Sunday, January 4, 2015

The Power of Literature

I really love reading.  I can use it as an escape from reality, it can push my mind to grow, it can question everything I believe and let me dwell in thoughts I did not know I had.

At the moment I am reading two books. The first is The Gifts of Imperfection by Brene Brown and the other is Thinking Slow and Fast by Daniel Kahneman.

They are very different books.

 Kahneman's book dissects the brain and how we think in a scientific manner and Brown's book takes a sociological perspective of looking at how people live life.

Ironically, I find reading the two together is the perfect combination. Kahneman points out how the brain works and breaks it down into system 1 and system 2. System 1 is our automatic response to life and system 2 is our critical thinking. He explains that the society we live in relies heavily on system 1, he even goes as far as to call people intellectual sloths (which I thought was quiet clever).
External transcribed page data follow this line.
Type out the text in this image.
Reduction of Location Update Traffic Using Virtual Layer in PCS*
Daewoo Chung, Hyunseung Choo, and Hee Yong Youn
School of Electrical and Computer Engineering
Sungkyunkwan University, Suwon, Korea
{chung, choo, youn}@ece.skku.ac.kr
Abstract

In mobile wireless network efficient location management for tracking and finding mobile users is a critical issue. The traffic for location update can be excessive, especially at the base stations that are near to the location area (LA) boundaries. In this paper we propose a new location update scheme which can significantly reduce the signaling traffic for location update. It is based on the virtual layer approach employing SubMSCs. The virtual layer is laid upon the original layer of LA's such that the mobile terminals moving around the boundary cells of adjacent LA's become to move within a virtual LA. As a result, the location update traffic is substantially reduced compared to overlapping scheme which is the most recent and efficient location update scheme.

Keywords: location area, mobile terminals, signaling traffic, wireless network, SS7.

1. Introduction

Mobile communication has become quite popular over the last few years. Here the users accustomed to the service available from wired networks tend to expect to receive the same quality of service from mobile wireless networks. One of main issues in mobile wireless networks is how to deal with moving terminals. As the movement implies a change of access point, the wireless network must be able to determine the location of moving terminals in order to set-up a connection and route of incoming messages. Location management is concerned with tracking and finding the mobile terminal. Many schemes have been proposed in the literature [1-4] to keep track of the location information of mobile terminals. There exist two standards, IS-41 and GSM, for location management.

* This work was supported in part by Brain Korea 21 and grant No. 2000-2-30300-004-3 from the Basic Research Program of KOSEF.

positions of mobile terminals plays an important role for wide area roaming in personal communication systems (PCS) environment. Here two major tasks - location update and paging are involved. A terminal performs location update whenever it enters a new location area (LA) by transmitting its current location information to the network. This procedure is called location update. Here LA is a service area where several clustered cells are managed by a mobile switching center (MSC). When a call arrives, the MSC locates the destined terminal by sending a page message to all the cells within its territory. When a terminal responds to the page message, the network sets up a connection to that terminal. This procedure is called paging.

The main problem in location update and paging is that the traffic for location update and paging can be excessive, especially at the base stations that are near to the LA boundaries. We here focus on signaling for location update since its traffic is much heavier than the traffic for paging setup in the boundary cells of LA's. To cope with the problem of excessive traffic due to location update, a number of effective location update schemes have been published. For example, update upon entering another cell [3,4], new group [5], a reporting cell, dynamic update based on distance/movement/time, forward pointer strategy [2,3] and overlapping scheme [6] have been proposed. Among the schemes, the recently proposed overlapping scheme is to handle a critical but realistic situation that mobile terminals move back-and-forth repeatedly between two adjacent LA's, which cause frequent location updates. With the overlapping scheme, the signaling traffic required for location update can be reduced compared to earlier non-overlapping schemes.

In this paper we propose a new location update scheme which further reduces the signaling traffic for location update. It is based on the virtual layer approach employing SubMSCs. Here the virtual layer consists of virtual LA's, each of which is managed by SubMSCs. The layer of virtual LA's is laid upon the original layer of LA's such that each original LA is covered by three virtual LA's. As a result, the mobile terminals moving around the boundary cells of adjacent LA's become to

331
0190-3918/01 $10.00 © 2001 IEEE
Brown confronts the idea the we are living in society that pushes superficial norms that creates people to work for perfection. She speaks to learning how to be vulnerable, to learn to spiritually connect and to live with people and for people; she asks people to accept their own flaws.

One idea that Kahneman and Brown have in common is how people avoid hard work. Brown coins it as "taking the edge off". We all have tactics to take the edge off of life, most of which are unhealthy. Brown talks about how she use to be an alcoholic and once she became sober, she used being a perfectionist to take the edge off. It is easier to mask the hardness of life with substances or an action that keeps us preoccupied.

I think it has become engrained in human nature to not want to deeply think or feel.

I know I have avoided it like the plague, I started by doing too much coke for too long to avoid the hardship of life, when I overcame that I hid from the pain by throwing myself into a relationship and giving my all to a person and expecting too much in return. The past few weeks I avoided it by keeping myself busy, some with activities that were healthy and others that weren't like drinking too much.

I am now realizing I have to think and feel deeply.

I spend most nights allowing myself to feel pain, to actually look at my life and start to accept my story.  I spend my days reaching out to people who are willing to listen to me and push me to be my best self. People that ask me to think and feel deeply.

I am starting to realize life is not worth living if we are just constantly hiding. I want to be vulnerable and raw and in relationships with people that are willing to reciprocate this openness.

I am exhausted from hiding.

People are magnificent, we must just learn to reach out and connect with them.